PS: Arrays may be dynamically allocated or resized etc anywhere in recursive calls.
The code in f() is either authorized to make changes to the arrays (as now), or it is not authorized to make changes. If it is authorized to make changes, then there is nothing much you need to do, except worry about whether you are going to leak memory if you are using dynamic allocation.
If the code is not authorized to change the arrays, then it will have to make copies of the arrays. You can prevent the code from casually modifying them by including appropriate const qualifiers:
int f(const int *a, const int *b) { ... }
Note that you cannot pass arrays by value in C. You could have the caller pass a modifiable copy - or you can have the receiver (callee?) make the copy; one or the other will have to o so if the receiver is going to make modifications when it shouldn't.

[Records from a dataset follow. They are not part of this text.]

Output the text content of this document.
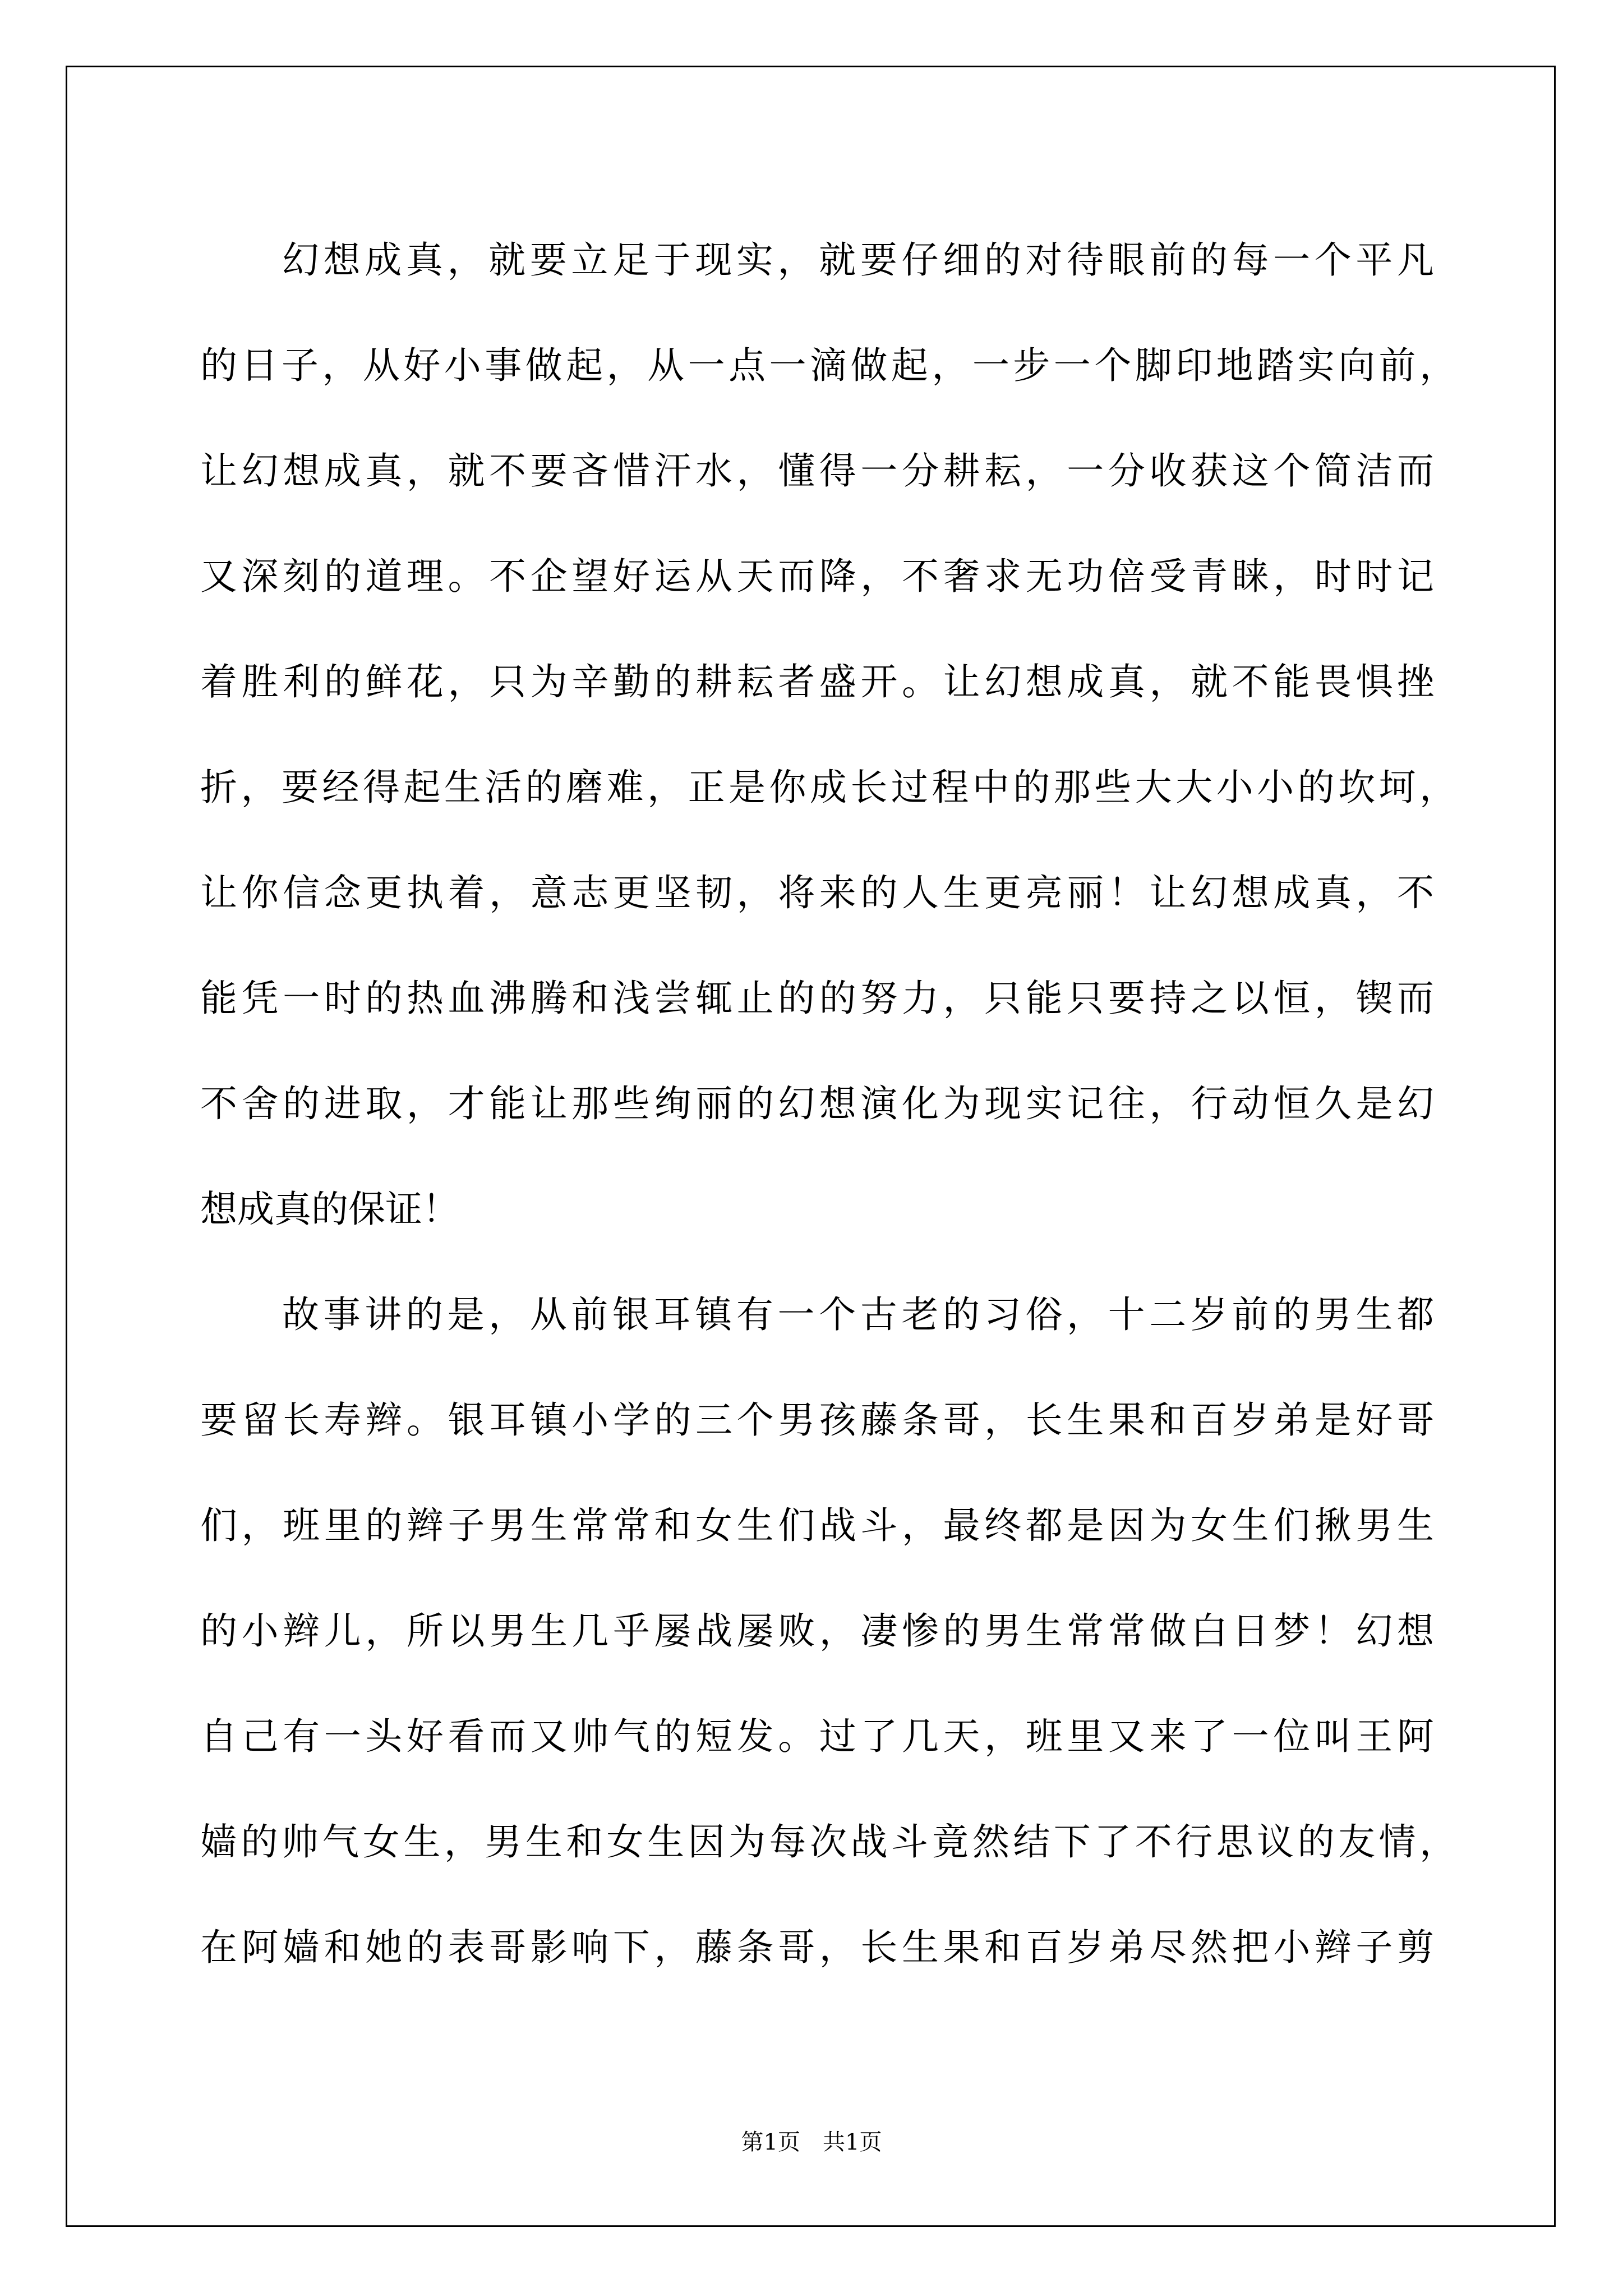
幻想成真，就要立足于现实，就要仔细的对待眼前的每一个平凡
的日子，从好小事做起，从一点一滴做起，一步一个脚印地踏实向前，
让幻想成真，就不要吝惜汗水，懂得一分耕耘，一分收获这个简洁而
又深刻的道理。不企望好运从天而降，不奢求无功倍受青睐，时时记
着胜利的鲜花，只为辛勤的耕耘者盛开。让幻想成真，就不能畏惧挫
折，要经得起生活的磨难，正是你成长过程中的那些大大小小的坎坷，
让你信念更执着，意志更坚韧，将来的人生更亮丽！让幻想成真，不
能凭一时的热血沸腾和浅尝辄止的的努力，只能只要持之以恒，锲而
不舍的进取，才能让那些绚丽的幻想演化为现实记往，行动恒久是幻
想成真的保证！
故事讲的是，从前银耳镇有一个古老的习俗，十二岁前的男生都
要留长寿辫。银耳镇小学的三个男孩藤条哥，长生果和百岁弟是好哥
们，班里的辫子男生常常和女生们战斗，最终都是因为女生们揪男生
的小辫儿，所以男生几乎屡战屡败，凄惨的男生常常做白日梦！幻想
自己有一头好看而又帅气的短发。过了几天，班里又来了一位叫王阿
嫱的帅气女生，男生和女生因为每次战斗竟然结下了不行思议的友情，
在阿嫱和她的表哥影响下，藤条哥，长生果和百岁弟尽然把小辫子剪
第1页　共1页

The easiest and safest option is to pass a pointer and a size. Say you are working on something like quick-sort:
void sort_range( int* ptr, size_t count )
{
size_t pivot;
assert( ptr ); /* make sure we have memory */
if ( count < 2 ) return; /* terminate recursion */
pivot = partition( count ); /* select a pivot */
assert( pivot < count ); /* make sure we don't overrun the buffer */
sort_range( ptr, pivot ); /* sort left part */
sort_range( ptr + pivot, count - pivot ); /* sort right part */
merge( ptr, count, pivot ); /* merge ranges */
}
Always be conscious about size of the memory chunk you are working with. Unfortunately C doesn't make it easy, so you have to develop a habit of checking your memory ranges.